As a Native American, Lozano was first wary about the rescue mission’s Christian-based program. In addition to taking classes in addiction recovery, life skills and vocational training, participants must also learn about the Bible, though faith is never forced upon people, Begonia said. Some of Lozano’s relatives were understandably hostile to Christian institutions, given that Spanish Catholic missions and Christian-run boarding schools in the United States subjected Native Americans to violence and forced cultural assimilation.

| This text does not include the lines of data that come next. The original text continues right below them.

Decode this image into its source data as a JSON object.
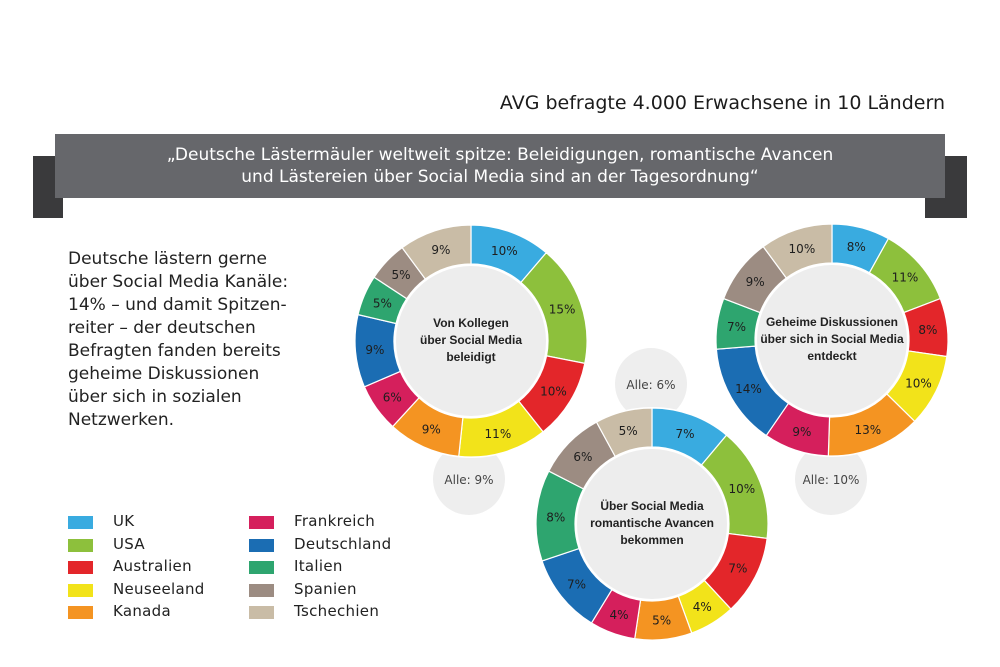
{
  "header": {
    "source": "AVG befragte 4.000 Erwachsene in 10 Ländern",
    "quote_line1": "„Deutsche Lästermäuler weltweit spitze: Beleidigungen, romantische Avancen",
    "quote_line2": "und Lästereien über Social Media sind an der Tagesordnung“"
  },
  "intro": {
    "line1": "Deutsche lästern gerne",
    "line2": "über Social Media Kanäle:",
    "line3": "14% – und damit Spitzen-",
    "line4": "reiter – der deutschen",
    "line5": "Befragten fanden bereits",
    "line6": "geheime Diskussionen",
    "line7": "über sich in sozialen",
    "line8": "Netzwerken."
  },
  "legend": [
    {
      "label": "UK",
      "color": "#39abe0"
    },
    {
      "label": "USA",
      "color": "#8dc03c"
    },
    {
      "label": "Australien",
      "color": "#e3262a"
    },
    {
      "label": "Neuseeland",
      "color": "#f2e31a"
    },
    {
      "label": "Kanada",
      "color": "#f49422"
    },
    {
      "label": "Frankreich",
      "color": "#d51f5c"
    },
    {
      "label": "Deutschland",
      "color": "#1b6db3"
    },
    {
      "label": "Italien",
      "color": "#2ea56f"
    },
    {
      "label": "Spanien",
      "color": "#9c8c82"
    },
    {
      "label": "Tschechien",
      "color": "#c9bca6"
    }
  ],
  "chart_data": [
    {
      "type": "pie",
      "title": "Von Kollegen über Social Media beleidigt",
      "title_lines": [
        "Von Kollegen",
        "über Social Media",
        "beleidigt"
      ],
      "overall_label": "Alle: 9%",
      "categories": [
        "UK",
        "USA",
        "Australien",
        "Neuseeland",
        "Kanada",
        "Frankreich",
        "Deutschland",
        "Italien",
        "Spanien",
        "Tschechien"
      ],
      "values": [
        10,
        15,
        10,
        11,
        9,
        6,
        9,
        5,
        5,
        9
      ],
      "labels": [
        "10%",
        "15%",
        "10%",
        "11%",
        "9%",
        "6%",
        "9%",
        "5%",
        "5%",
        "9%"
      ]
    },
    {
      "type": "pie",
      "title": "Über Social Media romantische Avancen bekommen",
      "title_lines": [
        "Über Social Media",
        "romantische Avancen",
        "bekommen"
      ],
      "overall_label": "Alle: 6%",
      "categories": [
        "UK",
        "USA",
        "Australien",
        "Neuseeland",
        "Kanada",
        "Frankreich",
        "Deutschland",
        "Italien",
        "Spanien",
        "Tschechien"
      ],
      "values": [
        7,
        10,
        7,
        4,
        5,
        4,
        7,
        8,
        6,
        5
      ],
      "labels": [
        "7%",
        "10%",
        "7%",
        "4%",
        "5%",
        "4%",
        "7%",
        "8%",
        "6%",
        "5%"
      ]
    },
    {
      "type": "pie",
      "title": "Geheime Diskussionen über sich in Social Media entdeckt",
      "title_lines": [
        "Geheime Diskussionen",
        "über sich in Social Media",
        "entdeckt"
      ],
      "overall_label": "Alle: 10%",
      "categories": [
        "UK",
        "USA",
        "Australien",
        "Neuseeland",
        "Kanada",
        "Frankreich",
        "Deutschland",
        "Italien",
        "Spanien",
        "Tschechien"
      ],
      "values": [
        8,
        11,
        8,
        10,
        13,
        9,
        14,
        7,
        9,
        10
      ],
      "labels": [
        "8%",
        "11%",
        "8%",
        "10%",
        "13%",
        "9%",
        "14%",
        "7%",
        "9%",
        "10%"
      ]
    }
  ]
}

But once in the program, Lozano found a relationship with God that has become essential to her, and Biblical passages have become especially meaningful, such Galatians 5:25. She said: “It made me really think, what is it to live in the spirit? It says if we’re saying we’re in God’s presence and we have the Holy Spirit, let us also walk in it.”
For Lozano, walking in the spirit means allowing God to guide her, especially when she’s tested by the challenges of rebuilding her relationship with her children. She admitted feeling guilt for all they’ve been through and knows that they, too, are trying to recover from years of loss and instability. “They’re doing well, they’re getting help and going to school,” she said.
The rescue mission provides case managers and a range of services for the children of mothers in its program. That includes on-site daycare and a pre-school for when the mothers are in class or doing vocational training. For a time, Lozano was in the culinary program. The rescue mission also helps enroll older children in local schools, transports them to doctors’ appointments and partners with groups that provide after-school tutoring and counseling to children dealing with trauma.
Lozano said this help for her family has come from rescue mission staff who likewise “walk in the spirit.” She said they encouraged her to open up about her daily struggles or the dark times in her past. “Then pretty soon you start talking about it, and you start to realize, they didn’t kick me out! They’re still meeting me with love,” she said.
“It’s kind of a cliche to say, but we serve people who have forgotten how to love themselves, who have burned every bridge,” Begonia said. “They really may be at a point, where they might ask is there any point to this.” Lozano’s harrowing life story also isn’t unusual, nor is her finding a desire for a better life. “She’s extraordinary, she’s not unique, we see this every day,” he said.